Los libros son tecnología de la memoria, y el genocidio es parte de la memoria de Guatemala. De los múltiples horrores del conflicto armado interno en este país, la violencia sexual es uno de los menos contados. De ahí que publiquemos acá el prólogo de Carolina Escobar Sarti al libro de Victoria Sanford, publicado por FyG Editores en Guatemala.

Si tratáramos de leer este libro como si fuera una obra de arte, quizás lo compararíamos con un tríptico al me­jor estilo de las pinturas sobre la guerra, realizadas por …

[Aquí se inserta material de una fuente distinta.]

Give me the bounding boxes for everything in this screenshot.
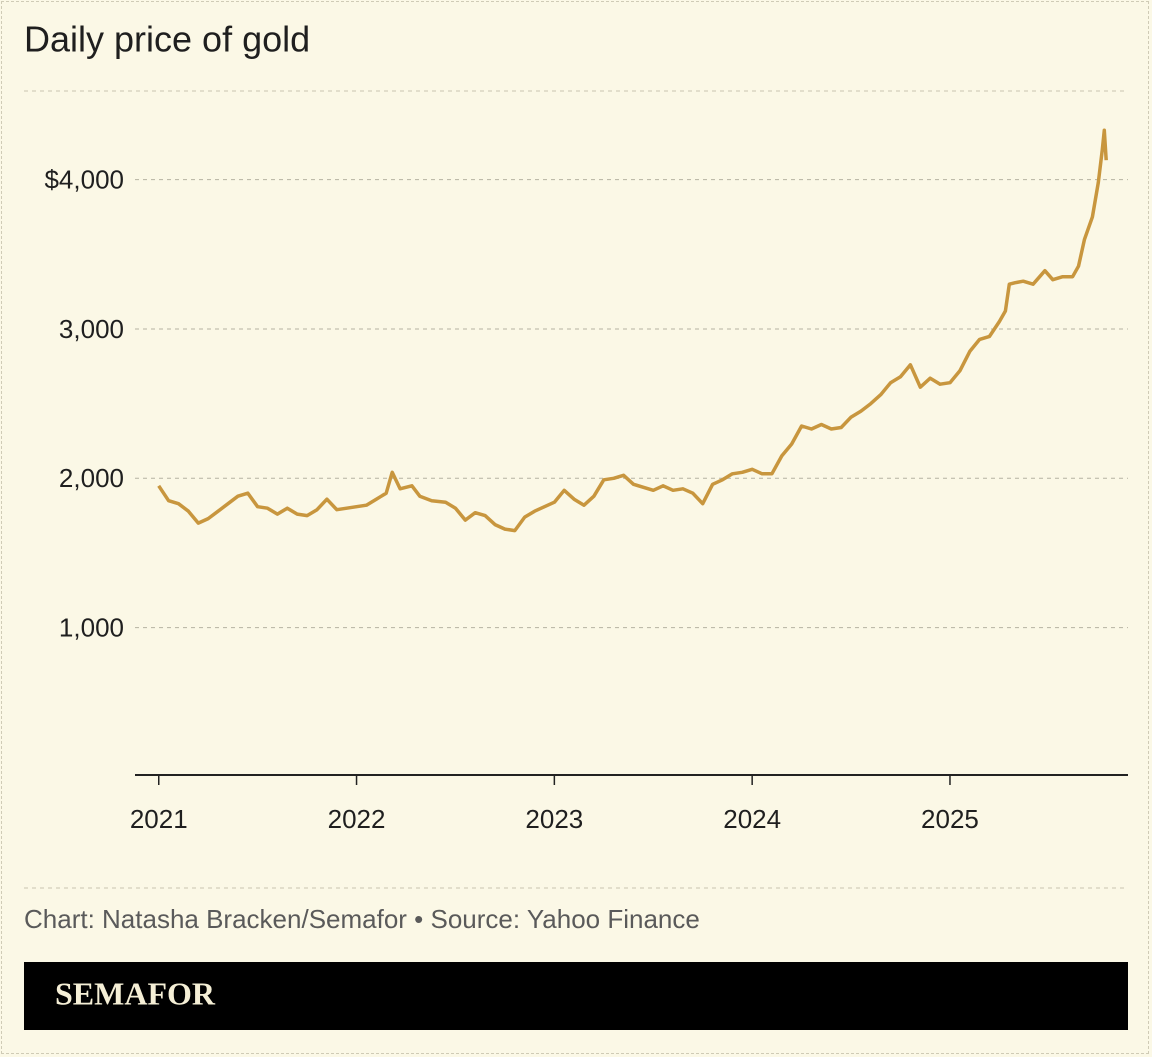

Violencia sexual y genocidio en Guatemala

Si tratáramos de leer este libro como si fuera una obra de arte, quizás lo compararíamos con un tríptico al me­jor estilo de las pinturas sobre la guerra, realizadas por el pintor español Francisco de Goya, en las cuales el horror se muestra desnudo y lacerante. En Violencia se­xual y genocidio, los cuerpos asustados, masacrados, ate­morizados, torturados y violados definen la inter­sección de una trama de sentido que se inscribe en un continuum de violencia. Es precisamente en esos cuer­pos físicos, emocionales, mentales y espirituales, don­de se grabaron las etapas más dolorosas y sangrien­tas de nuestra historia. Y sólo desde allí, desde sus osa­mentas, desde su carne torturada, desde su sangre, des­de sus ojos que todo lo vieron, desde sus relatos y correlatos, es que puede reescribirse y resignificarse nuestra historia.

La primera parte de este tríptico, habla sobre la Ma­sacre de Acul, en Nebaj. Los testimonios de las mu­jeres y hombres ixiles sobrevivientes de aquella ma­sacre cometida por el ejército de Guatemala en 1981, van trenzándose con una rigurosa investigación rea­lizada por Victoria Sanford, que se ha dedicado en los últimos años a estudiar el genocidio, el femicidio y la violencia sexual padecida en Guatemala durante la guerra. Es este capítulo el que nos permite compren­der a profundidad las expresiones que hemos escuchado tan­tas veces en las voces de mujeres y hombres que vi­vieron de cerca la violencia de la guerra, cuando ex­pre­san cosas como: “la tristeza se me puso en el cuerpo”.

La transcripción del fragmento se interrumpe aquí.